A Mondovì esiste un pubblico?

Question time sulla musica live

A Mondovì il tema della musica live è assai attuale: diversi soggetti hanno (con modalità diverse) mosso le acque rispetto alla fine del millennio scorso, e come spesso accade quando si entra in campagna elettorale il tema fa gola per guadagnare consenso di un elettorato più giovane. Qui non si vuole criticare una posizione piuttosto che un’altra, ma contribuire come si è sempre fatto al dibattito, ritenendo, questo sì, che i punti di vista parziali non aiutino a trovare soluzioni soddisfacenti.

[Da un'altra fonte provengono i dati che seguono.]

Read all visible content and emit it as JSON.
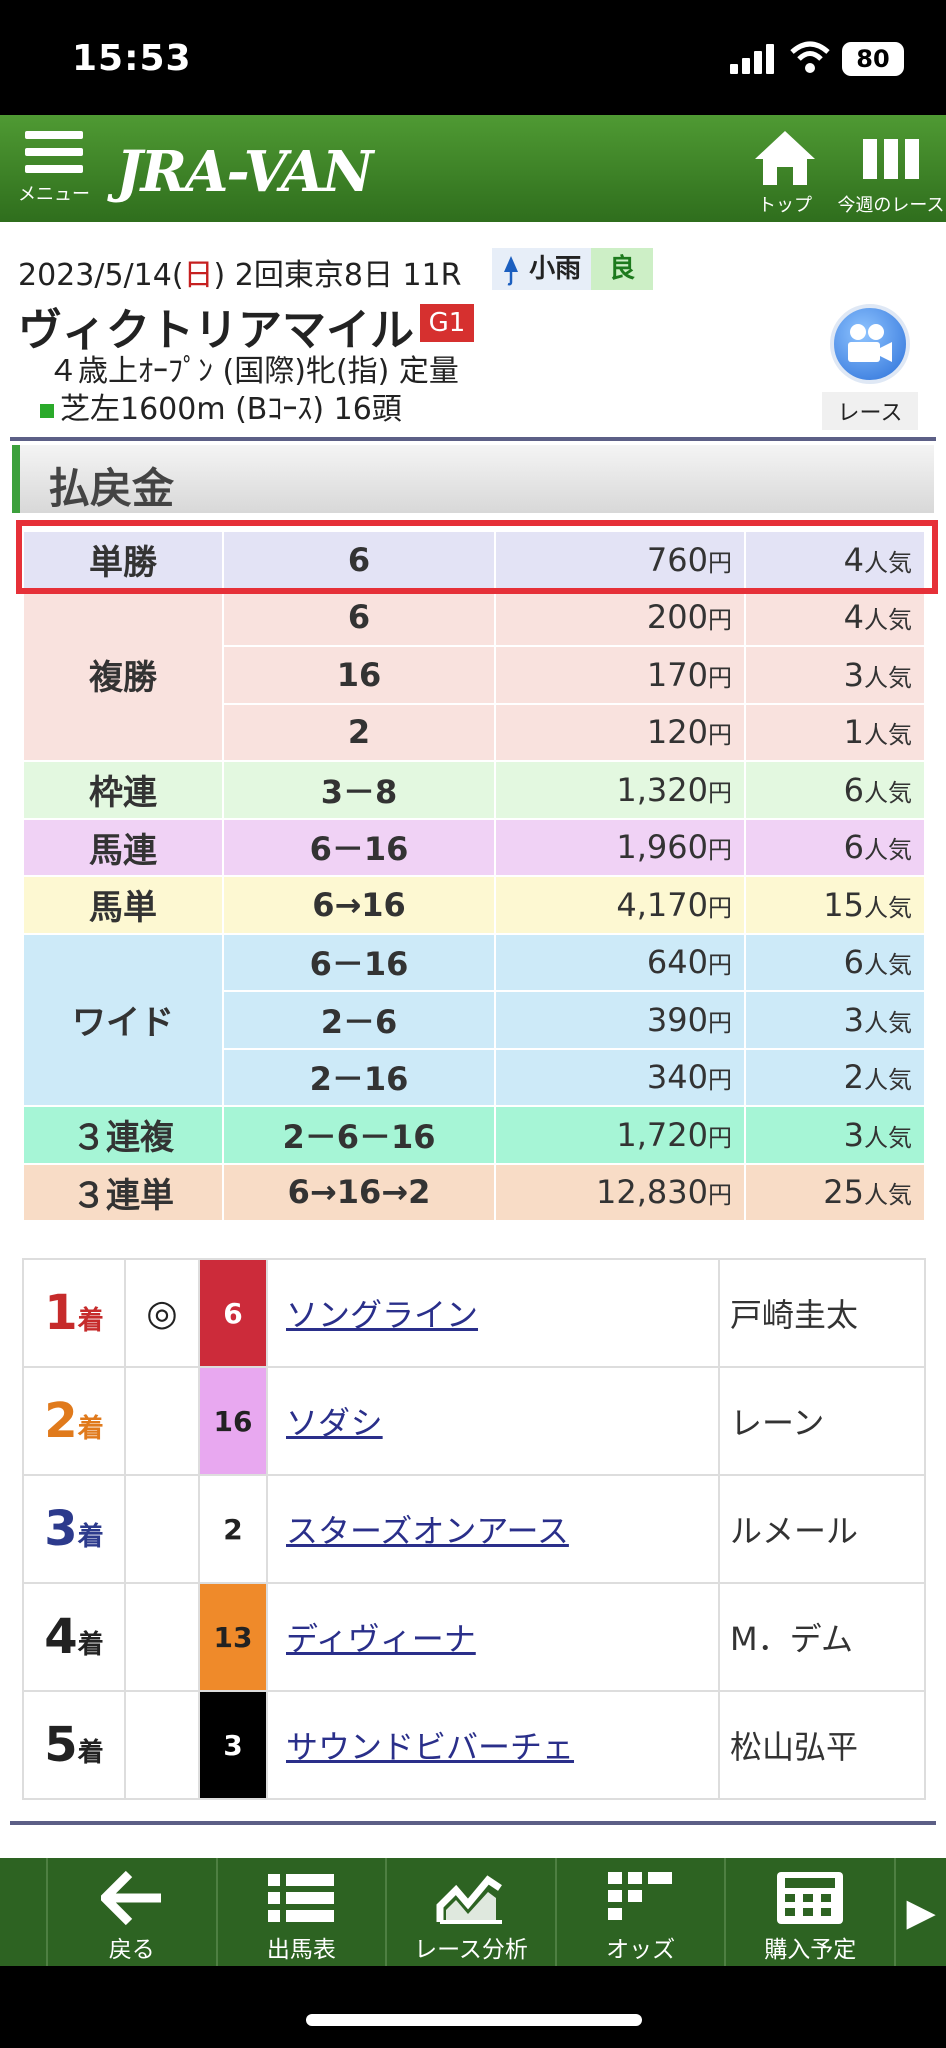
{
  "status": {
    "time": "15:53",
    "battery": "80"
  },
  "header": {
    "menu_label": "メニュー",
    "logo": "JRA-VAN",
    "top_label": "トップ",
    "week_label": "今週のレース"
  },
  "race": {
    "date": "2023/5/14(",
    "weekday": "日",
    "date_rest": ") 2回東京8日 11R",
    "weather": "小雨",
    "going": "良",
    "name": "ヴィクトリアマイル",
    "grade": "G1",
    "condition": "４歳上ｵｰﾌﾟﾝ (国際)牝(指) 定量",
    "course": "芝左1600m (Bｺｰｽ) 16頭",
    "video_label": "レース"
  },
  "payout": {
    "title": "払戻金",
    "yen": "円",
    "pop_suffix": "人気",
    "rows": [
      {
        "type": "単勝",
        "bg": "#e3e3f5",
        "entries": [
          {
            "num": "6",
            "amount": "760",
            "pop": "4"
          }
        ]
      },
      {
        "type": "複勝",
        "bg": "#f9e2de",
        "entries": [
          {
            "num": "6",
            "amount": "200",
            "pop": "4"
          },
          {
            "num": "16",
            "amount": "170",
            "pop": "3"
          },
          {
            "num": "2",
            "amount": "120",
            "pop": "1"
          }
        ]
      },
      {
        "type": "枠連",
        "bg": "#e3f8e0",
        "entries": [
          {
            "num": "3－8",
            "amount": "1,320",
            "pop": "6"
          }
        ]
      },
      {
        "type": "馬連",
        "bg": "#f0d2f5",
        "entries": [
          {
            "num": "6－16",
            "amount": "1,960",
            "pop": "6"
          }
        ]
      },
      {
        "type": "馬単",
        "bg": "#fdf8d2",
        "entries": [
          {
            "num": "6→16",
            "amount": "4,170",
            "pop": "15"
          }
        ]
      },
      {
        "type": "ワイド",
        "bg": "#cdeaf8",
        "entries": [
          {
            "num": "6－16",
            "amount": "640",
            "pop": "6"
          },
          {
            "num": "2－6",
            "amount": "390",
            "pop": "3"
          },
          {
            "num": "2－16",
            "amount": "340",
            "pop": "2"
          }
        ]
      },
      {
        "type": "３連複",
        "bg": "#a6f5d6",
        "entries": [
          {
            "num": "2－6－16",
            "amount": "1,720",
            "pop": "3"
          }
        ]
      },
      {
        "type": "３連単",
        "bg": "#f8dcc6",
        "entries": [
          {
            "num": "6→16→2",
            "amount": "12,830",
            "pop": "25"
          }
        ]
      }
    ]
  },
  "results": {
    "place_suffix": "着",
    "rows": [
      {
        "rank": "1",
        "rank_color": "#c62b2b",
        "mark": "◎",
        "num": "6",
        "num_bg": "#cc2b3a",
        "num_fg": "#ffffff",
        "horse": "ソングライン",
        "jockey": "戸崎圭太"
      },
      {
        "rank": "2",
        "rank_color": "#e07a1c",
        "mark": "",
        "num": "16",
        "num_bg": "#e8a8f0",
        "num_fg": "#222222",
        "horse": "ソダシ",
        "jockey": "レーン"
      },
      {
        "rank": "3",
        "rank_color": "#2c3a8c",
        "mark": "",
        "num": "2",
        "num_bg": "#ffffff",
        "num_fg": "#222222",
        "horse": "スターズオンアース",
        "jockey": "ルメール"
      },
      {
        "rank": "4",
        "rank_color": "#222222",
        "mark": "",
        "num": "13",
        "num_bg": "#ef8a2a",
        "num_fg": "#222222",
        "horse": "ディヴィーナ",
        "jockey": "M．デム"
      },
      {
        "rank": "5",
        "rank_color": "#222222",
        "mark": "",
        "num": "3",
        "num_bg": "#000000",
        "num_fg": "#ffffff",
        "horse": "サウンドビバーチェ",
        "jockey": "松山弘平"
      }
    ]
  },
  "bottom_nav": [
    {
      "label": "戻る",
      "icon": "back-arrow-icon"
    },
    {
      "label": "出馬表",
      "icon": "list-icon"
    },
    {
      "label": "レース分析",
      "icon": "chart-icon"
    },
    {
      "label": "オッズ",
      "icon": "odds-grid-icon"
    },
    {
      "label": "購入予定",
      "icon": "calculator-icon"
    }
  ]
}
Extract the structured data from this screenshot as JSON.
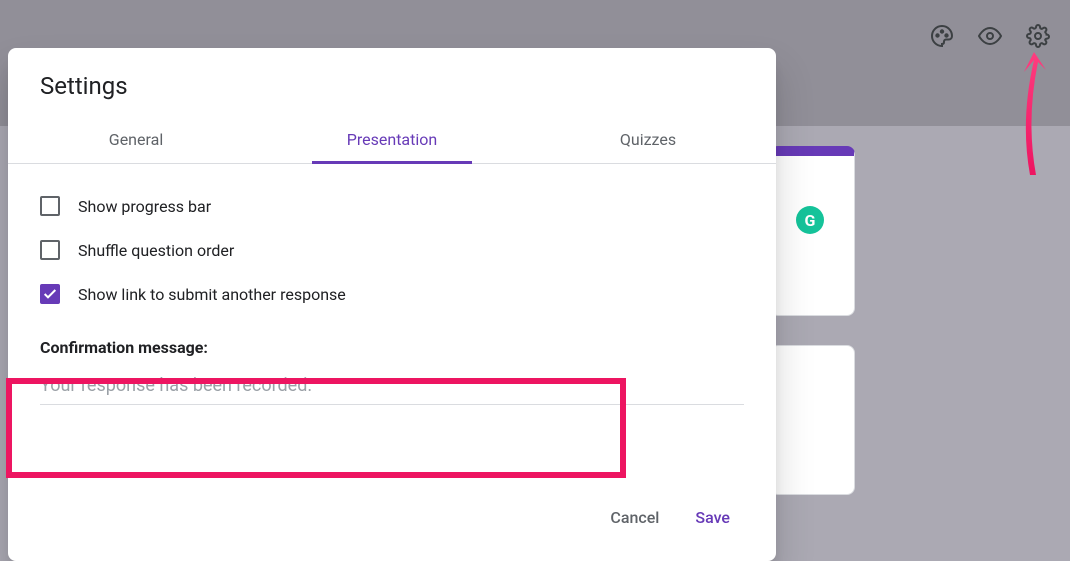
{
  "toolbar": {
    "icons": [
      "palette-icon",
      "eye-icon",
      "gear-icon"
    ]
  },
  "dialog": {
    "title": "Settings",
    "tabs": [
      {
        "label": "General",
        "active": false
      },
      {
        "label": "Presentation",
        "active": true
      },
      {
        "label": "Quizzes",
        "active": false
      }
    ],
    "options": [
      {
        "label": "Show progress bar",
        "checked": false
      },
      {
        "label": "Shuffle question order",
        "checked": false
      },
      {
        "label": "Show link to submit another response",
        "checked": true
      }
    ],
    "confirmation": {
      "label": "Confirmation message:",
      "placeholder": "Your response has been recorded.",
      "value": ""
    },
    "actions": {
      "cancel": "Cancel",
      "save": "Save"
    }
  },
  "badge": {
    "letter": "G"
  },
  "colors": {
    "accent": "#673ab7",
    "highlight": "#ed1561",
    "badge": "#15c39a"
  }
}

L’adagio è quello di andare alla ricerca di idee vincenti capaci di fare da richiamo, e su queste lavorare per aggregare. La domanda impertinente pone il dubbio se l’offerta passata fosse numericamente più ampia. Troppo spesso si è poi avuta la sensazione che campanilismi e fazioni, preconcetti e pregiudiziali, artistiche, di genere, luogo o anagrafiche, rischino di minare la costruzione di uno zoccolo duro indipendente da una singola proposta, ma base su cui poggiare lo sviluppo di una progettualità diffusa. Occorre un onesto esame di coscienza, qual è la partecipazione a ciò che viene proposto, e quale il pubblico? Il numero non certo come termine di confronto, ma come primo esercizio per cominciare a contarsi.
La sensazione che si ha, da un punto (forse non il migliore, ma pur sempre) privilegiato come quello di chi scrive, non è tanto rilevare la mancanza di idee nuove, nè (forse) di spazi in cui farle crescere, quanto il creare un pubblico a cui queste idee trasmetterle e capace anche di apprezzarle e non solo di snobbarle. Chi organizza un evento, che non sia di puro intrattenimento, si trova a fare i conti non solo con le cifre da far quadrare, le energie da mettere in campo e le incombenze da inseguire, ma anche con la diffidenza di chi non conosce ciò che viene proposto e alla mancanza di curiosità. Questo limite restringe drasticamente il cerchio all’entourage di amicizie e di persone prossime: questo vuol dire che o si possiede un bacino di conoscenze piuttosto ampio, o ci si attrezza per creare emozioni per piccole nicchie; chi cerca uno svago non viene più intercettato dalle offerte di un progetto “curioso”, più difficile trovare una convergenza o lo stimolo alla partecipazione, se non si viene coinvolti in modo diretto, attivo, o toccati da maggiore prossimità. Come generare dunque curiosità se non si agevola la cultura della curiosità: anche l’idea di un progetto mirabolante, se non supportata dall’aggregare persone con sensibilità diverse, difficilmente trova consacrazione nel tempo; il metodo può apparire laborioso, complicato e ideale, ma anche un contributo a generare una reale domanda di musica, a cui tutti sogniamo di dare risposta.